Beginning with a chance encounter at the NME Awards in 2000 and ending with McCartney’s enthusiastic chewing being delivered by mail and then woven into the production of the Furries’ single Receptacle For The Respectable, the ex-Beatle’s contribution is just one of the wild bends in the road of the expansive, classic alt-pop album’s remarkable story. Approached by artificially emboldened Furries’ keys player Cian Ciarán at the ceremony, initially to convince McCartney to let the band loose to remix The Beatles’ songs (a successful pitch as the Furries later received boxes of master tapes to contribute heavily to the Liverpool Sound Collage), McCartney agreed to appear on the band’s upcoming album. Within weeks, he had sent the band a tape of just what they had requested.

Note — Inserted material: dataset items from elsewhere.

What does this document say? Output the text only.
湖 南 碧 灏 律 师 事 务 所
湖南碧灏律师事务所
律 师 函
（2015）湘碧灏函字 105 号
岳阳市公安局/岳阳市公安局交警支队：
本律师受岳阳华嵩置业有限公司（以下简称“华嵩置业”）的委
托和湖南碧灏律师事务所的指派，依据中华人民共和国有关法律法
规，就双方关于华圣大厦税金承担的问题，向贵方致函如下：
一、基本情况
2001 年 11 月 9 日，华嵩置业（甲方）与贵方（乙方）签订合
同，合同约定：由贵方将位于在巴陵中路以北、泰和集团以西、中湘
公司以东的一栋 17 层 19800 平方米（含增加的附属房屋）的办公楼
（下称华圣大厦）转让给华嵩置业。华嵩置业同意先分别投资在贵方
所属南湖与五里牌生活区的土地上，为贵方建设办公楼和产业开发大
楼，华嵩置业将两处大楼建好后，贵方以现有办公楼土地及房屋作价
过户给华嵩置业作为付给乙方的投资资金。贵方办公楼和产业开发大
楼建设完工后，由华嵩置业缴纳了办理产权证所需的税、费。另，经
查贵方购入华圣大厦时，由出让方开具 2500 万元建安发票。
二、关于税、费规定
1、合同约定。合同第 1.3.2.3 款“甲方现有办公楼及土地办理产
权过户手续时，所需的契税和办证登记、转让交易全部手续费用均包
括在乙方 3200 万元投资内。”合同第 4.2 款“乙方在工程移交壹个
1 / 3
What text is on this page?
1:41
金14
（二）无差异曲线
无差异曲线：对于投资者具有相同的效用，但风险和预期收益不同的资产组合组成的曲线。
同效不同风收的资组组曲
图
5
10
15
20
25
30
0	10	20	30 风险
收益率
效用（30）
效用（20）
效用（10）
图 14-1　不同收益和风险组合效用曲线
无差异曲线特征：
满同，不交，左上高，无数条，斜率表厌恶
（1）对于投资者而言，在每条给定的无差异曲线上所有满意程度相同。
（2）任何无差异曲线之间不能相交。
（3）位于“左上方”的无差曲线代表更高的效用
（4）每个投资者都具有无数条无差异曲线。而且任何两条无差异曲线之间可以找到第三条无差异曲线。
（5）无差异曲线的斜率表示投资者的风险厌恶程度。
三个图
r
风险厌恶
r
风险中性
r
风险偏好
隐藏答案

Having previously “played” the celery on The Beach Boys’ 1967 track Vegetables, McCartney took the chance to revive his penchant for percussion with roots.
Ciarán says of the surreal addition to the Mercury Prize-nominated album: “He was going to come to the studio and then decided not to for some reason. So, we sent him stereo backing tracks so he could keep time, then he sent the tape back with a message that started with a really dodgy Welsh accent. Then he goes ‘I hope you like it’ — the next thing you know you just hear this chewing sound!” In addition to McCartney’s appearance as carrot and celery cruncher-in-chief on Receptacle For The Respectable, Super Furry Animals added one more hero to the list of album credits as Velvet Underground’s John Cale took up the piano on Presidential Suite.
With the first studio album to be produced in 5.1 Surround Sound, as a visual album and released on DVD allowing Playstation gamers to effortlessly switch to listening to the album, Super Furry Animals tested both the tolerances of modern technology and the purse strings of their record label at the time. Hiring Grammy-winning Run DMC and Public Enemy producer Chris Shaw and heading for a string of high-spec, residential studios, the band set out to reach for their furthest and wildest musical ambitions.
The Rings Around The World adventure is famed for being central to the Furries’ American odyssey. They, Shaw and engineer Eric Tew completed the final third of the record at Bearsville Studios on the lip of Woodstock — sessions that began after the band were left at the roadside by an out-of-patience, conservative husband-and-wife driving team, following a nine-date club tour from Hoboken to Boston. The following weeks featured baby bears, fireflies and paranoid, Blair Witch Project-reminiscent forest walks.
The widespread positive response to the record after its U.K. release not only gained the band more ground and bigger shows in the U.S., but a 2001 Mercury Music Prize nomination.”